The DID Controller also has a key rotation policy dictating that keys used for authentication are rotated every 90 days and are expired immediately upon rotation. The current state of the DID Document's authentication
verification relationship would include only the current key.
Reasoning¶
did:webvh
(along with other DID Methods with a verifiable history) has the ability to resolve the state of a DID Document at a point in the past. It is tempting to use this ability to provide point-in-time key references when signing credentials, enabling a credential signed by that key to be valid indefinitely while also not needing to worry about keeping that key in the current state of the DID Document. However, this point-in-time resolution provides no data about whether the validity of the key has changed since that point in time. The DID Controller would have to rewrite the history of the DID Document to annotate the key as revoked or provide some alternate, out-of-band mechanism for checking for revoked keys.
This point-in-time key reference creates a false positive by default during credential verification; a naive verifier would resolve the key material and "successfully" verify the credential without realizing that the key is potentially in the hands of an impersonator or is otherwise unfit for use. This places the burden of checking for up-to-date information on the verifier while also introducing additional complexity for both the issuer and the verifier.
Note
It is possible that did:webvh
specification could specify that a key defined in an earlier DID version is revoked, requiring that any attempt to resolve that key (by versionId
and #fragment
) return a suitable error (e.g., KEY-REVOKED
). The burden is still on the resolver to check for revocation, and only non-compliant resolvers would be a problem.

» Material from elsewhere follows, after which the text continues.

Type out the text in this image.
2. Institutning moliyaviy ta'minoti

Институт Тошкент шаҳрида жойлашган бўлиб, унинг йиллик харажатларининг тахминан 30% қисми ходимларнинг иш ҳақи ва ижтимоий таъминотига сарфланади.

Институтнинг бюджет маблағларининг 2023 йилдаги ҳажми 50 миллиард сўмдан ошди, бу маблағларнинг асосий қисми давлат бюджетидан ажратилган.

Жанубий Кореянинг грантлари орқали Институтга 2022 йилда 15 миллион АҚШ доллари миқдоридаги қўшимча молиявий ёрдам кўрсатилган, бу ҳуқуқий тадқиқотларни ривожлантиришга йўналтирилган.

Using the current state of the DID Document to reflect all valid keys, by contrast, creates a false negative by default; a naive verifier cannot verify a credential that does not have key material present in the current state of the DID Document. This false negative by default is the safer approach, effectively eliminating the possibility that the verifier may have used compromised key material to verify a credential. This places the burden of providing up to date information on the issuer, which is the most suitable party to be responsible for it.
Note
The impact of this requirement is that despite having the full history of the DID, we have to repeat the (growing) list of valid keys in each DID version, making the DID Log much larger. The DID Log would be smaller if we had a method of defining the key once and revoking it when necessary. At this time, we don't have that mechanism. The discussion below of using JSON Patch could mitigate the DID Log size issue.
However, the verifier still has the ability to incorporate historical data; upon finding that the credential failed to verify with the current set of keys, a sophisticated verifier can look up the state of the DID Document at the point-in-time at which the credential was issued (or some other relevant time frame). The verifier can use this additional information to make more nuanced decisions about the result of the presentation and how to act on it.
Potential Future Optimization¶
Previous versions of the did:webvh
used JSON Patch to construct a DID Document by layering changes. The intent was to keep the size of the history down. It was later decided that this was an unneeded optimization. Several examples of DID Documents were examined and it was found that just using the full state of the DID Document rather than using JSON Patches was often smaller.
While taking into account the need for key rotation and the practices outlined here, we may find need to optimize for size again in the future by reintroducing JSON Patch.